Being single has its ups and downs, but by far one of the worst things about the single life has to be the lack of regular sex. Of course, most girls know that if they really need to get laid, there are a few options available — but most of those involve either desperately texting an ex at 2am or taking a chance with a near stranger. We’re smack dab in the middle of hookup culture, but that doesn’t mean casual sex is for everyone. I, for one, would rather not have sex at all than bother with the casual thing.
- I don’t like how it makes me feel. Some girls have no problem sleeping with lots of different guys, and that’s perfectly fine, but I’ve never been able to get past the feeling kind of used and unsatisfied any time I’ve had casual sex. It’s a lot more likely that I’ll regret sleeping with a guy I don’t care about than feel empowered by it, so I end up just avoiding it altogether.

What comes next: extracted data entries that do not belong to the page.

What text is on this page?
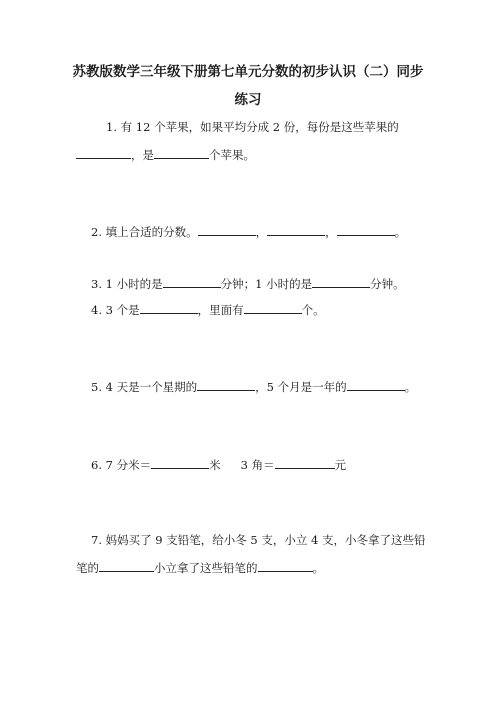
苏教版数学三年级下册第七单元分数的初步认识（二）同步
练习
1. 有 12 个苹果，如果平均分成 2 份，每份是这些苹果的
，是	个苹果。
2. 填上合适的分数。	，	，	。
3. 1 小时的是	分钟；1 小时的是	分钟。
4. 3 个是	，里面有	个。
5. 4 天是一个星期的	，5 个月是一年的	。
6. 7 分米＝	米 3 角＝	元
7. 妈妈买了 9 支铅笔，给小冬 5 支，小立 4 支，小冬拿了这些铅
笔的	小立拿了这些铅笔的	。
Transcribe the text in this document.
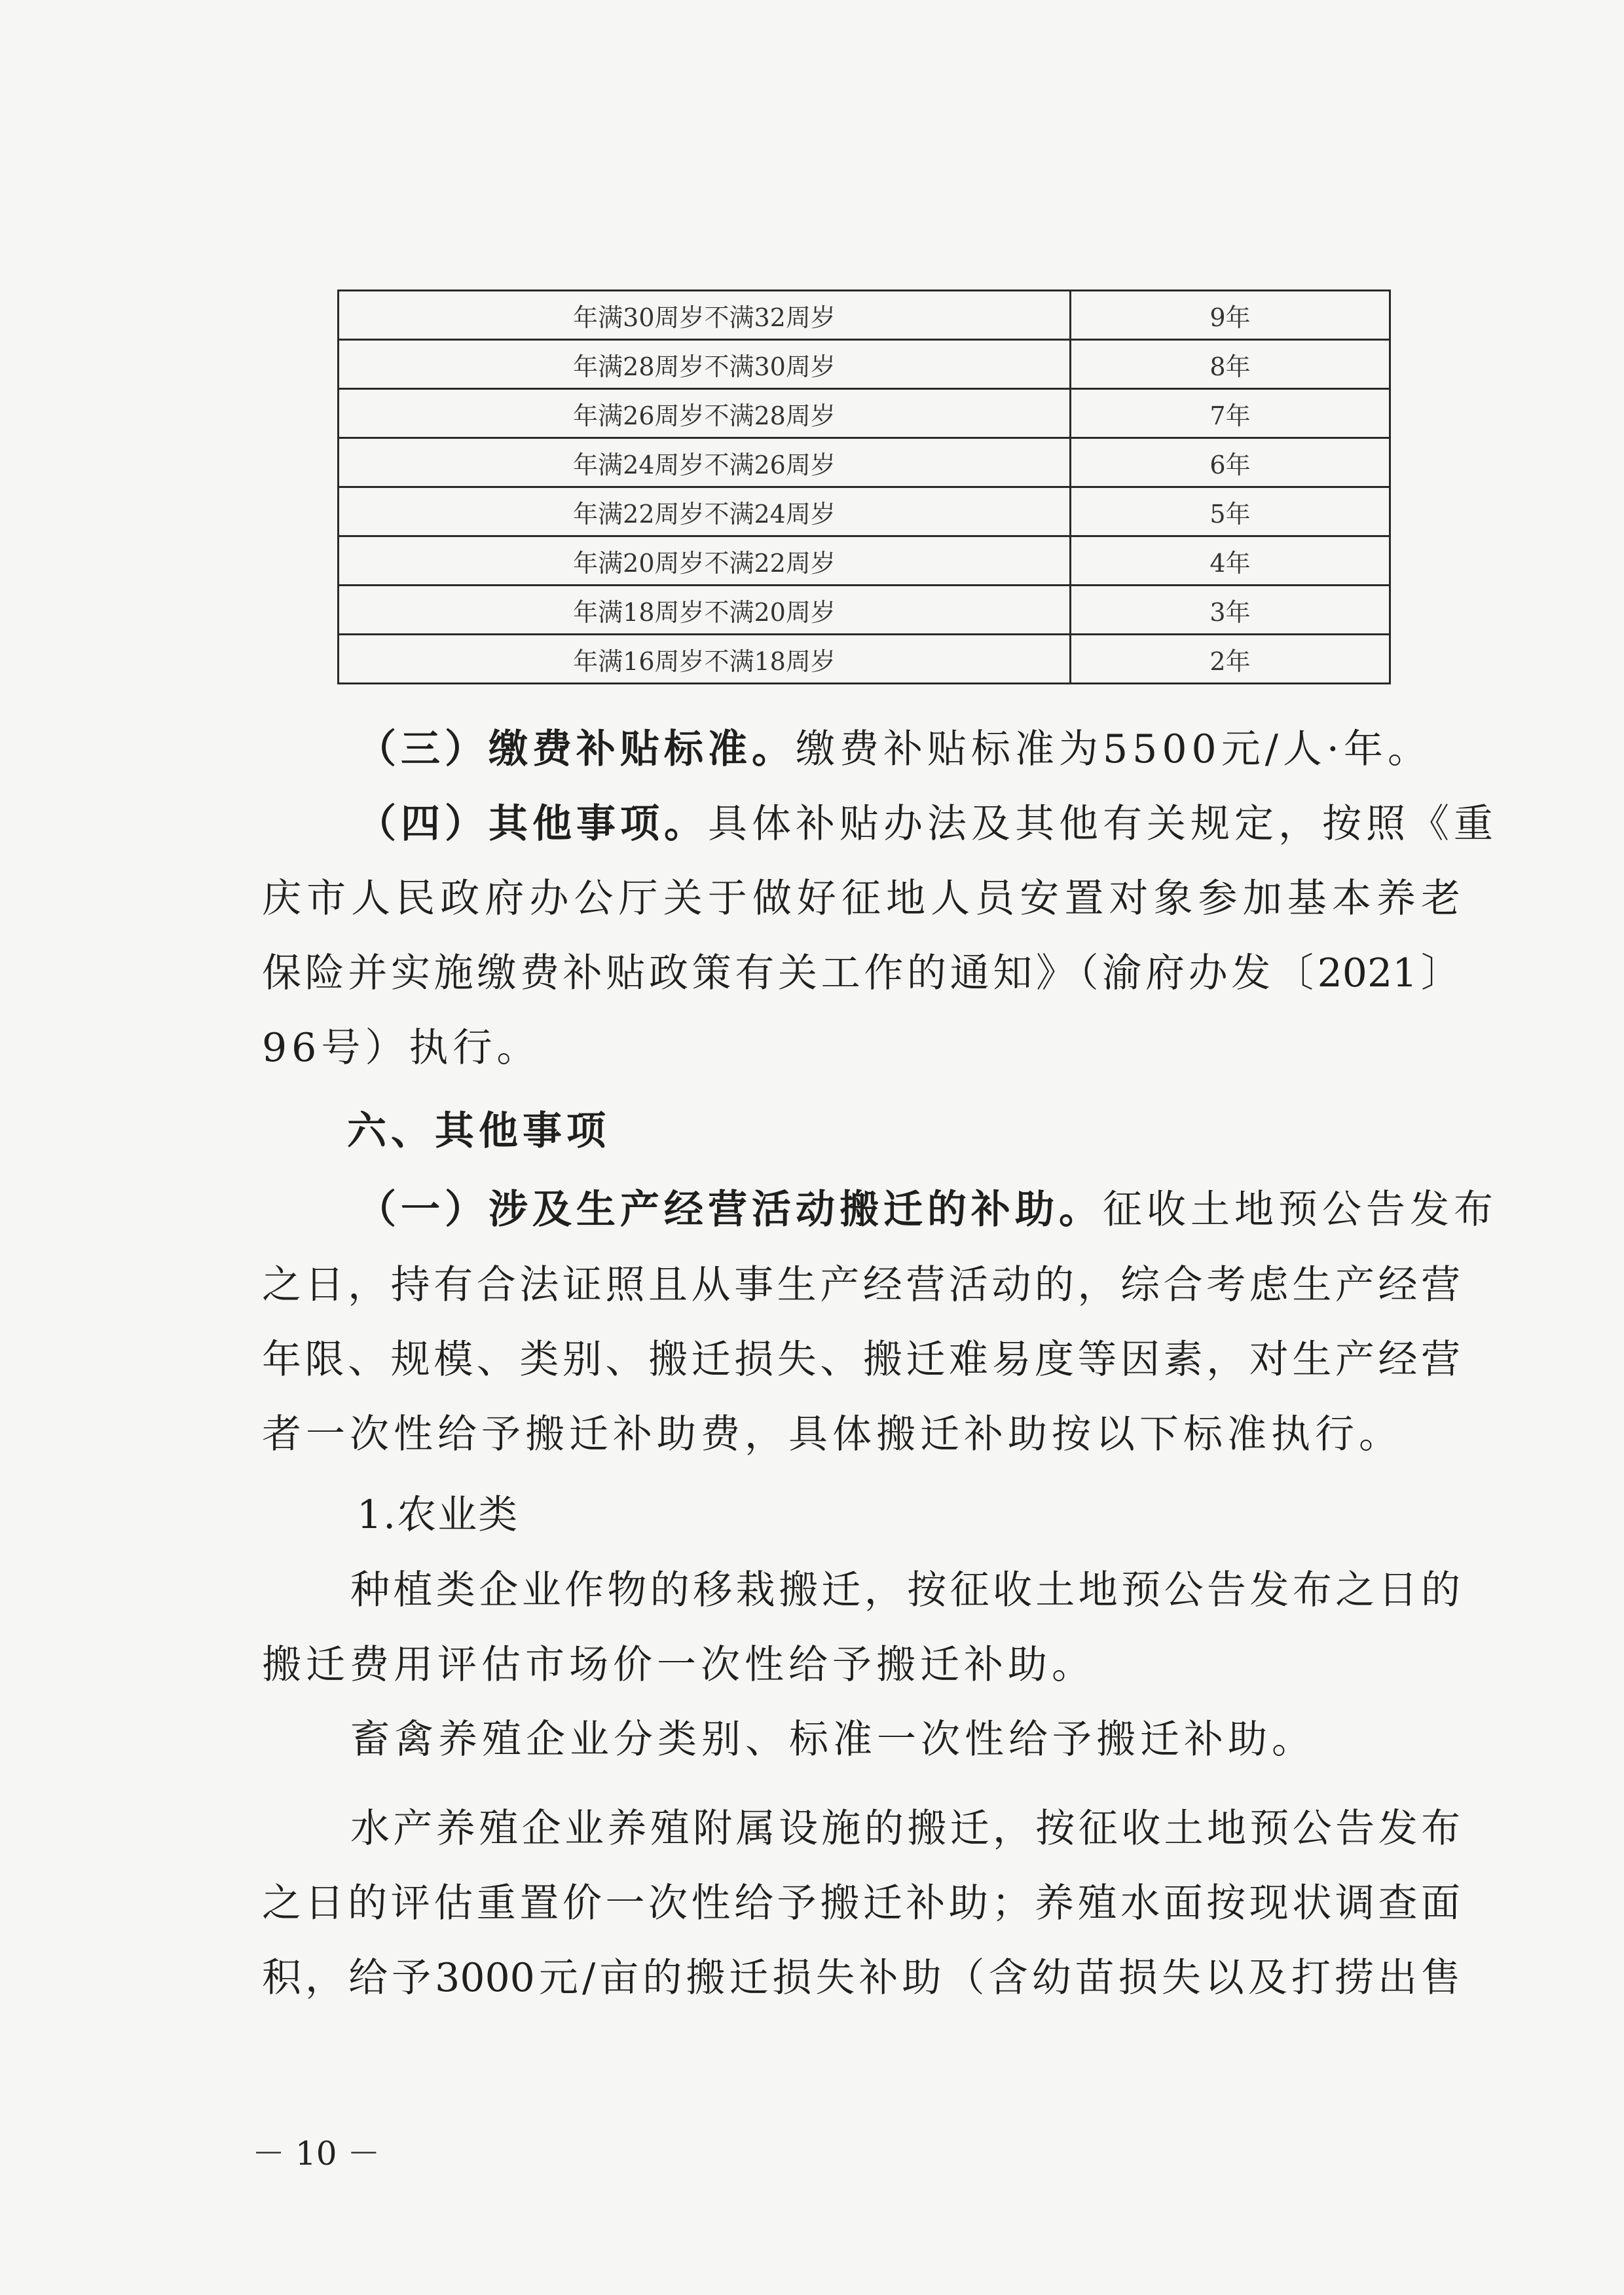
年满30周岁不满32周岁	9年
年满28周岁不满30周岁	8年
年满26周岁不满28周岁	7年
年满24周岁不满26周岁	6年
年满22周岁不满24周岁	5年
年满20周岁不满22周岁	4年
年满18周岁不满20周岁	3年
年满16周岁不满18周岁	2年
（三）缴费补贴标准。缴费补贴标准为5500元/人·年。
（四）其他事项。具体补贴办法及其他有关规定，按照《重
庆市人民政府办公厅关于做好征地人员安置对象参加基本养老
保险并实施缴费补贴政策有关工作的通知》（渝府办发〔2021〕
96号）执行。
六、其他事项
（一）涉及生产经营活动搬迁的补助。征收土地预公告发布
之日，持有合法证照且从事生产经营活动的，综合考虑生产经营
年限、规模、类别、搬迁损失、搬迁难易度等因素，对生产经营
者一次性给予搬迁补助费，具体搬迁补助按以下标准执行。
1.农业类
种植类企业作物的移栽搬迁，按征收土地预公告发布之日的
搬迁费用评估市场价一次性给予搬迁补助。
畜禽养殖企业分类别、标准一次性给予搬迁补助。
水产养殖企业养殖附属设施的搬迁，按征收土地预公告发布
之日的评估重置价一次性给予搬迁补助；养殖水面按现状调查面
积，给予3000元/亩的搬迁损失补助（含幼苗损失以及打捞出售
－ 10 －
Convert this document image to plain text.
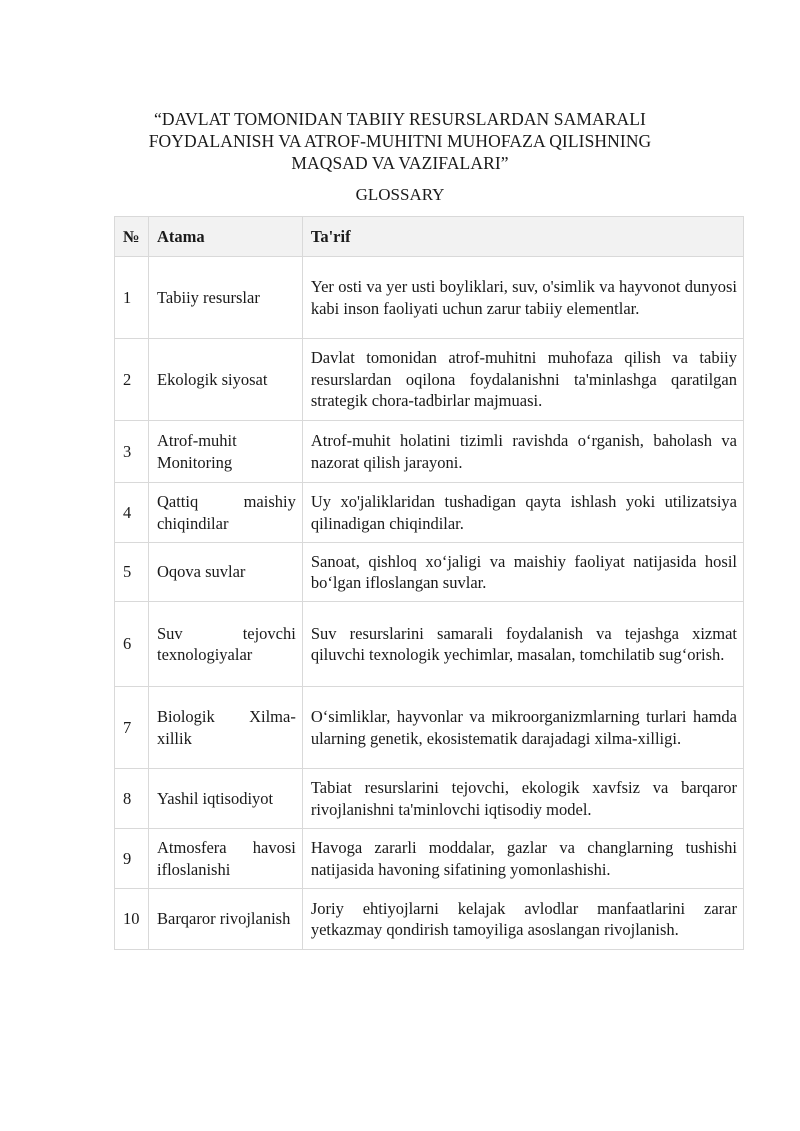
“DAVLAT TOMONIDAN TABIIY RESURSLARDAN SAMARALI
FOYDALANISH VA ATROF-MUHITNI MUHOFAZA QILISHNING
MAQSAD VA VAZIFALARI”
GLOSSARY
№	Atama	Ta'rif
1	Tabiiy resurslar	Yer osti va yer usti boyliklari, suv, o'simlik va hayvonot dunyosi kabi inson faoliyati uchun zarur tabiiy elementlar.
2	Ekologik siyosat	Davlat tomonidan atrof-muhitni muhofaza qilish va tabiiy resurslardan oqilona foydalanishni ta'minlashga qaratilgan strategik chora-tadbirlar majmuasi.
3	Atrof-muhit Monitoring	Atrof-muhit holatini tizimli ravishda o‘rganish, baholash va nazorat qilish jarayoni.
4	Qattiq maishiy chiqindilar	Uy xo'jaliklaridan tushadigan qayta ishlash yoki utilizatsiya qilinadigan chiqindilar.
5	Oqova suvlar	Sanoat, qishloq xo‘jaligi va maishiy faoliyat natijasida hosil bo‘lgan ifloslangan suvlar.
6	Suv tejovchi texnologiyalar	Suv resurslarini samarali foydalanish va tejashga xizmat qiluvchi texnologik yechimlar, masalan, tomchilatib sug‘orish.
7	Biologik Xilma-xillik	O‘simliklar, hayvonlar va mikroorganizmlarning turlari hamda ularning genetik, ekosistematik darajadagi xilma-xilligi.
8	Yashil iqtisodiyot	Tabiat resurslarini tejovchi, ekologik xavfsiz va barqaror rivojlanishni ta'minlovchi iqtisodiy model.
9	Atmosfera havosi ifloslanishi	Havoga zararli moddalar, gazlar va changlarning tushishi natijasida havoning sifatining yomonlashishi.
10	Barqaror rivojlanish	Joriy ehtiyojlarni kelajak avlodlar manfaatlarini zarar yetkazmay qondirish tamoyiliga asoslangan rivojlanish.
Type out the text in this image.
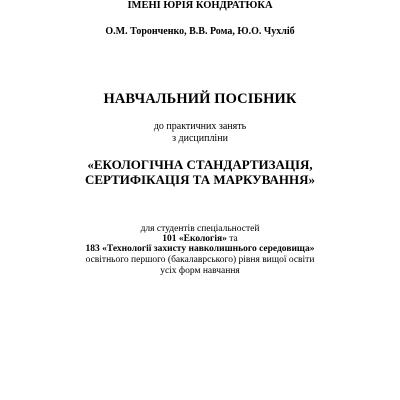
ІМЕНІ ЮРІЯ КОНДРАТЮКА
О.М. Торонченко, В.В. Рома, Ю.О. Чухліб
НАВЧАЛЬНИЙ ПОСІБНИК
до практичних занять
з дисципліни
«ЕКОЛОГІЧНА СТАНДАРТИЗАЦІЯ,
СЕРТИФІКАЦІЯ ТА МАРКУВАННЯ»
для студентів спеціальностей
101 «Екологія» та
183 «Технології захисту навколишнього середовища»
освітнього першого (бакалаврського) рівня вищої освіти
усіх форм навчання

- I’m too self-conscious. I’m not proud of this fact, but I’m still not comfortable enough with my body to be showing it to any guy who asks. I’m definitely less self-conscious than I used to be, but there’s still some lingering hang-ups that I haven’t quite conquered. Maybe one day I’ll be all about the casual sex, but right now, it’s not for me.
- I’m looking for something serious. It’s not like I can control who I meet and where it leads, but when I find out a guy only wants to hook up, I immediately lose interest. I don’t even bother taking a step down that road, and it’s not even a choice — it’s just instinct.
- The sex is usually terrible anyway. Maybe there are girls out there who have multiple orgasms without even breaking a sweat, but I’m not one of those girls. I have to be comfortable, and the guy needs to kind of know what he’s doing — not to mention care whether I get off or not — in order to enjoy myself. It’s rare for a casual hookup to be worth the effort of shaving my legs, so why bother?
- I can take care of myself. Just because I’m not having sex doesn’t mean I’m not having orgasms. In fact, I’m probably having more, because when it’s just me, I get off every time, guaranteed.
- Even bad sex reminds me that I kind of miss sex. When I don’t have a reliable source of good sex, it’s a lot easier to just not think about it. If I end of giving in and sleeping with someone and it’s terrible, all that does is remind me that good sex is out there — I’m just not having it.
- Casual sex makes me kind of paranoid. Even if I’m super careful with birth control and condoms, there’s still a tiny voice in my head that’s all like, “You don’t know where this guy has been!” Logically, I know I’m fine, but there’s still that ever-present what-if?
- When I do have sex, it will actually mean something. Not that all sex has to be some kind of epic declaration of undying love or anything, but I’m one of those people who has a hard time separating sex from emotions. I want to have some kind of connection with the people I sleep with. Whether it’s a connection that lasts or not, I can’t really control — but at least in the moment, I want to be able to say I’m genuinely interested in more than what that person looks like naked.